After an inventively-staged Doll's House at the Young Vic earlier this summer, its older namesake down the road was inevitably going to offer a more traditional affair. Although, in its own way, Lez Brotherston's lavish set design has some of the same intention as Ian MacNeil's revolving flat, as Hedda and George's sitting room backs on to a number of glass-walled ante-rooms, through which some of the characters' behind-the-scenes lives can be glimpsed, including the violent denouement.

But that aside, Anna Mackmin's production of Brian Friel's translation is a fairly stately affair, centred around a still, steady performance from Smith. As Anne Reid's Auntie JuJu and Buffy Davis' harassed housekeeper Bertha seem to have cottoned on to from the start, but the dazzled George seems oblivious to, Hedda has an extraordinary sense of entitlement and ability for cruelty. When she goes into what she calls her moments of "possession" she can viciously manipulate those around her with sometimes deadly intent. My theatre companion tonight, Jim, whose appetite for Ibsen was whetted by the aforementioned production of A Doll's House, said afterwards that she gets what she deserves in the end. It's hard to sympathise with a woman whose great tragedy is failing to talk someone into killing himself to her precise specifications. But then how to judge that in the context of Ibsen, a playwright whose characters casually advise each other to commit suicide as a matter of course? I would ultimately view Hedda as a portrait of a dangerously mentally ill woman, but much as I like Smith I'm not sure I really got a handle on her performance here.
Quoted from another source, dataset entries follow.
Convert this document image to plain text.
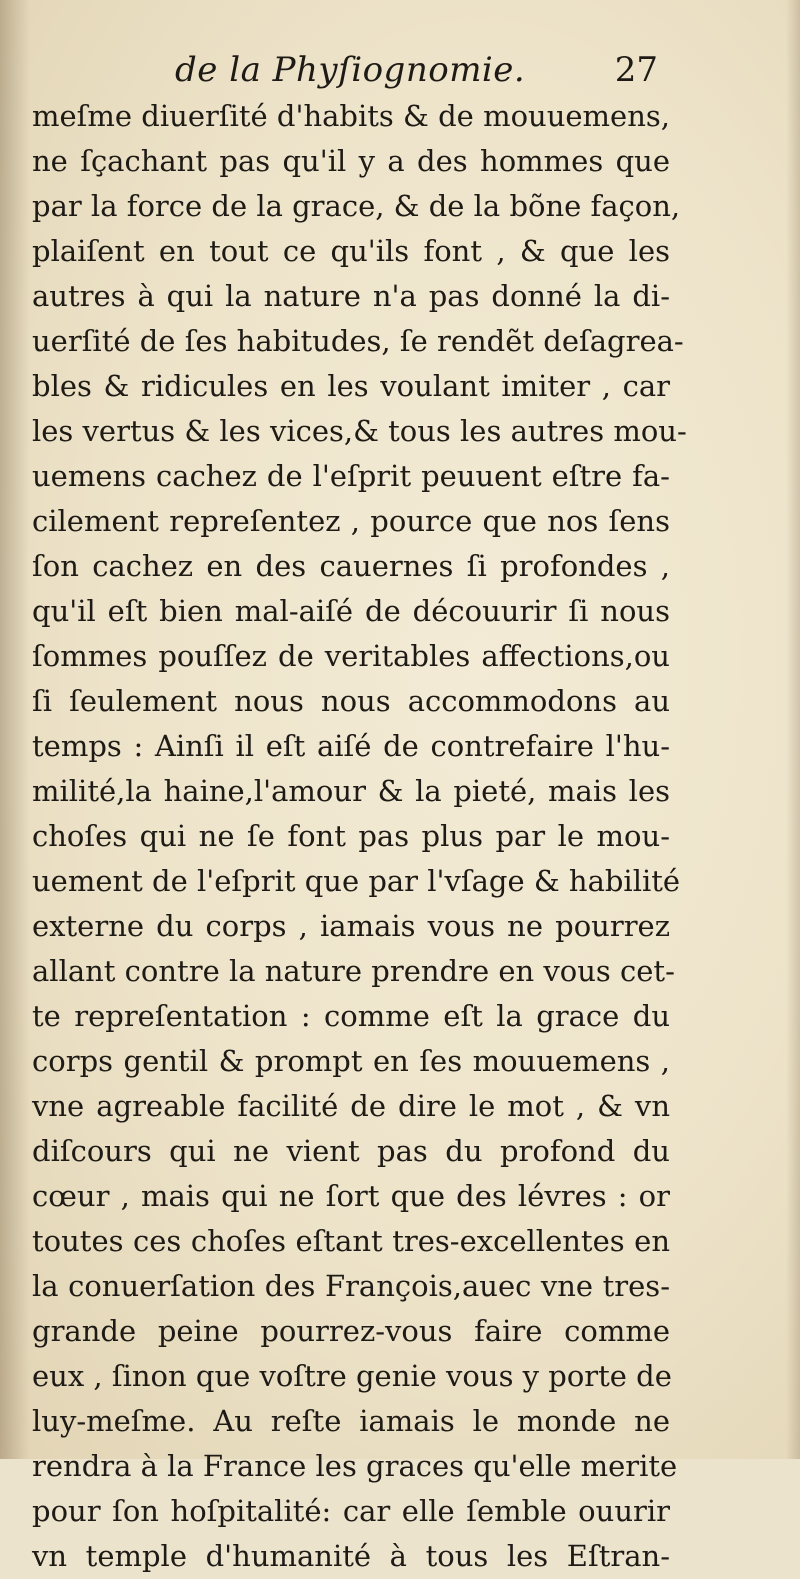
de la Phyſiognomie.	27
meſme diuerſité d'habits & de mouuemens,
ne ſçachant pas qu'il y a des hommes que
par la force de la grace, & de la bõne façon,
plaiſent en tout ce qu'ils font , & que les
autres à qui la nature n'a pas donné la di-
uerſité de ſes habitudes, ſe rendẽt deſagrea-
bles & ridicules en les voulant imiter , car
les vertus & les vices,& tous les autres mou-
uemens cachez de l'eſprit peuuent eſtre fa-
cilement repreſentez , pource que nos ſens
ſon cachez en des cauernes ſi profondes ,
qu'il eſt bien mal-aiſé de découurir ſi nous
ſommes pouſſez de veritables affections,ou
ſi ſeulement nous nous accommodons au
temps : Ainſi il eſt aiſé de contrefaire l'hu-
milité,la haine,l'amour & la pieté, mais les
choſes qui ne ſe font pas plus par le mou-
uement de l'eſprit que par l'vſage & habilité
externe du corps , iamais vous ne pourrez
allant contre la nature prendre en vous cet-
te repreſentation : comme eſt la grace du
corps gentil & prompt en ſes mouuemens ,
vne agreable facilité de dire le mot , & vn
diſcours qui ne vient pas du profond du
cœur , mais qui ne ſort que des lévres : or
toutes ces choſes eſtant tres-excellentes en
la conuerſation des François,auec vne tres-
grande peine pourrez-vous faire comme
eux , ſinon que voſtre genie vous y porte de
luy-meſme. Au reſte iamais le monde ne
rendra à la France les graces qu'elle merite
pour ſon hoſpitalité: car elle ſemble ouurir
vn temple d'humanité à tous les Eſtran-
The supporting cast is easier to discuss, and features a lot of strong performances. Fenella Woolgar is excellent as Thea, an old friend  whom Hedda bullied at school and continues to do so, more subtly, now. Scarborough is of course an obvious choice for George, bringing a touch of bumbling comedy with a sense of quiet earnestness underneath it that means we can never dismiss the much-maligned husband. And tonight's audience seemed to particularly enjoy Darrell D'Silva as the Judge, a serial flirt with the capacity to delve into a much more sinister side. I wasn't entirely sold on the use of music in the production: Paul Englishby's come up with a cinematic kind of score that serves to back up significant moments; a few times it's very effective but often music just seems to creep in under a scene to incongruous and distracting effect.

In thinking back over the play on my journey home, and while writing this review, I feel as if I've got a lot more of a handle on what the story is, and what the controversial title character is meant to represent; and indeed on why she's such an iconic figure. But certainly while watching it I really found it hard to know what comment was being made on her and her actions. This was, as I say, my first Hedda Gabler so it's hard to tell how much of my uncertainty over the play is down to Ibsen's original, and how much is Friel's adaptation, Mackmin's production and Smith's performance. I can't say the latter was bad by any means, but must admit I wasn't as blown away by her as I have been in the past, and had hoped to be again.

Hedda Gabler by Henrik Ibsen in a version by Brian Friel is booking until the 10th of November at the Old Vic.

Running time: 2 hours 55 minutes including interval.